Business valuation can be defined as the process and the set of well laid procedures used to estimate the economic value of an owner’s equity in a business. Valuation is applied by financial market participants to establish the price they are ready to pay or accept to affect the sale of a business. In- addition to approximating the selling price of a business, the same valuation tools can be used by business appraisers to solve rows associated with, divorce litigation, estate and gift taxation, establishing a formula for estimating the value of partner’s’ ownership interest for buy-sell agreements, allocating business purchase price among business assets and several other business and legal purposes for instance in divorce litigation, shareholders deadlock and estate contest. In various cases the court can decide to appoint a forensic accountant as a unifying expert in doing the business valuation.
Standards and premise of value
Before the value of the business can be estimated, the valuation assignment must stipulate the grounds for and circumstances surrounding the business valuation. These requirements are officially referred to as the business standard and premise of value. The standard of value is the theoretical situation under which the business is going to be valued. The premise of value relates to the assumptions such as the postulation that the business will continue forever in its present form or that the value of the business can be determined by the proceeds from the sale of all its assets minus the related debt sum of the parts or collection of business assets.
Standards of Value
- Fair market value – this is the value of a business enterprise agreed upon between a willing seller and a willing buyer both in full awareness of all the applicable facts and neither forced to finish off a transaction.
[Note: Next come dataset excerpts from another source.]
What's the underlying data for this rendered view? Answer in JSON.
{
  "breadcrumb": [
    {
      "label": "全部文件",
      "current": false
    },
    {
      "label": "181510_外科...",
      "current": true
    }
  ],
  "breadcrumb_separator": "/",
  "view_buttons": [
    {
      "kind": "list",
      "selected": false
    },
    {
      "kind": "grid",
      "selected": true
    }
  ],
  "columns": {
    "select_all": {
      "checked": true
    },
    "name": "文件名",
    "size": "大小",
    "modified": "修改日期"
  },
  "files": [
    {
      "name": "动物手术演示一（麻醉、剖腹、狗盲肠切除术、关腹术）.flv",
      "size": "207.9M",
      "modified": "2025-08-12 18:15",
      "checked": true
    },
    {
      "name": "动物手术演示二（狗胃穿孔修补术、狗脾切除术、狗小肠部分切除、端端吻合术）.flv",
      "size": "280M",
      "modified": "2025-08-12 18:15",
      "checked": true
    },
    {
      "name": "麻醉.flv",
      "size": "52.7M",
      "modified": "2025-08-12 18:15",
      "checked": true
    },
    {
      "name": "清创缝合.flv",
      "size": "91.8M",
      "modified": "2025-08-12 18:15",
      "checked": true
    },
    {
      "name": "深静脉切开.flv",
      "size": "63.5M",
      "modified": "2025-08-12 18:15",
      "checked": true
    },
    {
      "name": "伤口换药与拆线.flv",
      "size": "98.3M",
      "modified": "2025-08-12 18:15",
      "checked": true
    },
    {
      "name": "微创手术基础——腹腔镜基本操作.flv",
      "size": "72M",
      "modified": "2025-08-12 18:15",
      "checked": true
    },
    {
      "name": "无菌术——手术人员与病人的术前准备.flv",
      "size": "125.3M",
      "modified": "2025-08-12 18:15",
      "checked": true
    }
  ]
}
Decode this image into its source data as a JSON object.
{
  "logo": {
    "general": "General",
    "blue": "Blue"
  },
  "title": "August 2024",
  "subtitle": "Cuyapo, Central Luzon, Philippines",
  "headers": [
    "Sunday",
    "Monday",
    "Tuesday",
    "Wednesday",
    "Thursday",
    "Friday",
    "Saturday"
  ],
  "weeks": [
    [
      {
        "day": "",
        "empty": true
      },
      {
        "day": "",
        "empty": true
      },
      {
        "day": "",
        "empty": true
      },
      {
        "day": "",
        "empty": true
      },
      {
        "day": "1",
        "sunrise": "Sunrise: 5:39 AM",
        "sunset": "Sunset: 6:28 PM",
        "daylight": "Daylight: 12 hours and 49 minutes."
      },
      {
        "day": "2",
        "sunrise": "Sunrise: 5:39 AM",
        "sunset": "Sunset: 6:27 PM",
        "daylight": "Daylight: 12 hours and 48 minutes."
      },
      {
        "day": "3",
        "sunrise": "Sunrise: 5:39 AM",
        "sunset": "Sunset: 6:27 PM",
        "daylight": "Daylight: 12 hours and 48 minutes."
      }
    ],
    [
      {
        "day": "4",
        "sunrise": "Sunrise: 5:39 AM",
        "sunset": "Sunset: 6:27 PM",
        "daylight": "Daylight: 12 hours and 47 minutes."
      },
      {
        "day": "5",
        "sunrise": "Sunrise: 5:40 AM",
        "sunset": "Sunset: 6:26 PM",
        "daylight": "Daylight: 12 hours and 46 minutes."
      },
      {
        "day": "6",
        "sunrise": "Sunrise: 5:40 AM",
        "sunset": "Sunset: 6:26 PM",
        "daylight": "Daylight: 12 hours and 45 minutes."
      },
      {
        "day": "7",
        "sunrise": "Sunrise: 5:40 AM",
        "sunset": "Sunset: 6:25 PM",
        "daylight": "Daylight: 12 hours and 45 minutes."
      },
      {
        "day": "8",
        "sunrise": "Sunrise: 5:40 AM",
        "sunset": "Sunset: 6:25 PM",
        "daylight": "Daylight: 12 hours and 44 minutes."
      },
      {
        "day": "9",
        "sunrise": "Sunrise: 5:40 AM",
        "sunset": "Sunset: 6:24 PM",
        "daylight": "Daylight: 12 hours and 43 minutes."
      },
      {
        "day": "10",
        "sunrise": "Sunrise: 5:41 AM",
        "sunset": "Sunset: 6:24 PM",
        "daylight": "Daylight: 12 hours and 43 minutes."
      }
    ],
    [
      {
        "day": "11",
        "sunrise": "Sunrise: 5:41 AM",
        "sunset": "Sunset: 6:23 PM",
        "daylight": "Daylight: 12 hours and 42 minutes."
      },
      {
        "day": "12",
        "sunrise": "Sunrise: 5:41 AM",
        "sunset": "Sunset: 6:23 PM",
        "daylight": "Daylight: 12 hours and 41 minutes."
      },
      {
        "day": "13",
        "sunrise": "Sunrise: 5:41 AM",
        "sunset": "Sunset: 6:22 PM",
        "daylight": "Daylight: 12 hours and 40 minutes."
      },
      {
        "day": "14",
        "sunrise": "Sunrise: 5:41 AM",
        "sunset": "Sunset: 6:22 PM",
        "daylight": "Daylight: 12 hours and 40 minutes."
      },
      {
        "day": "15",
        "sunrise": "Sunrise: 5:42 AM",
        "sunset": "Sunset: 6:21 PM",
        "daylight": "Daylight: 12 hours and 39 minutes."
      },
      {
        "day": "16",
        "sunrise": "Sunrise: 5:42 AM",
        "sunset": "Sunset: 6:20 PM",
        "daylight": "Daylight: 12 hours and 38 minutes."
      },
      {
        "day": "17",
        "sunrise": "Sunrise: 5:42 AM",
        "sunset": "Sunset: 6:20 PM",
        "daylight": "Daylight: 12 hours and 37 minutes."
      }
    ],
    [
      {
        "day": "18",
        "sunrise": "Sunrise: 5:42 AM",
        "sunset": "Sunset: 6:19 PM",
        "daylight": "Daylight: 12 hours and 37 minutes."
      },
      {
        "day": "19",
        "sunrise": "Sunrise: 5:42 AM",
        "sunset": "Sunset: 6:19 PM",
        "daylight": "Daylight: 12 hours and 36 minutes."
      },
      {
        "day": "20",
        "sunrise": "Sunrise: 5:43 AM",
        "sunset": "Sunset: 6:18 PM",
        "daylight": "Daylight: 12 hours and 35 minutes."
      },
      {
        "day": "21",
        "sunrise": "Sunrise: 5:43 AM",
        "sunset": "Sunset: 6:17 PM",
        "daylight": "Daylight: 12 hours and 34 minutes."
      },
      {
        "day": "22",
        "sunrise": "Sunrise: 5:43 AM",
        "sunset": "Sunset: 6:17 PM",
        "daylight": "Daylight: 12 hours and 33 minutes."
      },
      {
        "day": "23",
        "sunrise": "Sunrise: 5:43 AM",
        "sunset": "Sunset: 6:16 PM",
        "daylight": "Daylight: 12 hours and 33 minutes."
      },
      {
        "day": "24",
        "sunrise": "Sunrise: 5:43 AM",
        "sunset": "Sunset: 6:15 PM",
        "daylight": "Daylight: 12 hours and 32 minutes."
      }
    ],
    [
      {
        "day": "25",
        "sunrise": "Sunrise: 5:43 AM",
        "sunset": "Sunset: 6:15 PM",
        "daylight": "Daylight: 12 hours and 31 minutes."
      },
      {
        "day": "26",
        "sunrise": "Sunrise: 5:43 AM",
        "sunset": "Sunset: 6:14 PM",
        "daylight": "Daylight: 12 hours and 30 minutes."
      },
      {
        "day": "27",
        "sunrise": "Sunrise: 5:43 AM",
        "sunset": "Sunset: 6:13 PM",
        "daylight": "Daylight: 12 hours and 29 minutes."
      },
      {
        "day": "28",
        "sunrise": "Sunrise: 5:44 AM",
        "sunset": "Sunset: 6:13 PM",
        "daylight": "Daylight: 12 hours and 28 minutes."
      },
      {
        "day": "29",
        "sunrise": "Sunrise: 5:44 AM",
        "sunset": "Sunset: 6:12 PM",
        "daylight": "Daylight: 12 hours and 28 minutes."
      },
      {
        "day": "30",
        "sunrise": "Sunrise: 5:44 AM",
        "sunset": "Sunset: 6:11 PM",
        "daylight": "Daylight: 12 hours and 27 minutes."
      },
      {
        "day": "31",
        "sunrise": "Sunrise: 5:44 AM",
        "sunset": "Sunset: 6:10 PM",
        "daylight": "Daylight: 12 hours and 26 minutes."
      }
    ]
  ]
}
- Investment value – this can be defined as the value the company has to a specific investor. Note that the impact of synergy is incorporated in the valuation under the investment standard of value.
- Intrinsic value –this is the evaluation of a business value that reflects the investor’s in-depth comprehension of the company’s economic potential.
Premises of Value
- Going Concern – this is the Value in the continuous use as a continuing operating business enterprise.
- Assemblage of assets – this is the value of assets available but not used to perform any business operations.
- Orderly disposition – this is the value of business assets in exchange where the assets are to be disposed individually and not used for any business operations.
- Liquidation – this is the value in exchange, when business assets are to be disposed of in forced liquidation.
Business valuation results vary significantly depending on the option of both the standard and premise of value. In a real business sale, it would be projected that the seller and buyer, each with an incentive to attain an optimal outcome, would decide the fair market value of a business asset that will compete in the market for such an acquirement. In case the synergies are precise to the company being valued, they might not be considered. Fair value also does not include discounts for lack of control or marketability.
However, it is possible to attain the fair market value for a business asset that is being liquidated in the secondary market. This underscores the disparity between the standard and premise of value.
These assumptions may not, and probably won’t reflect the definite conditions of the market in which the subject business will be sold. Nevertheless, these conditions are assumed because they capitulate a uniform standard of value after applying the generally conventional valuation techniques, which facilitates meaningful contrast between businesses which are similarly situated.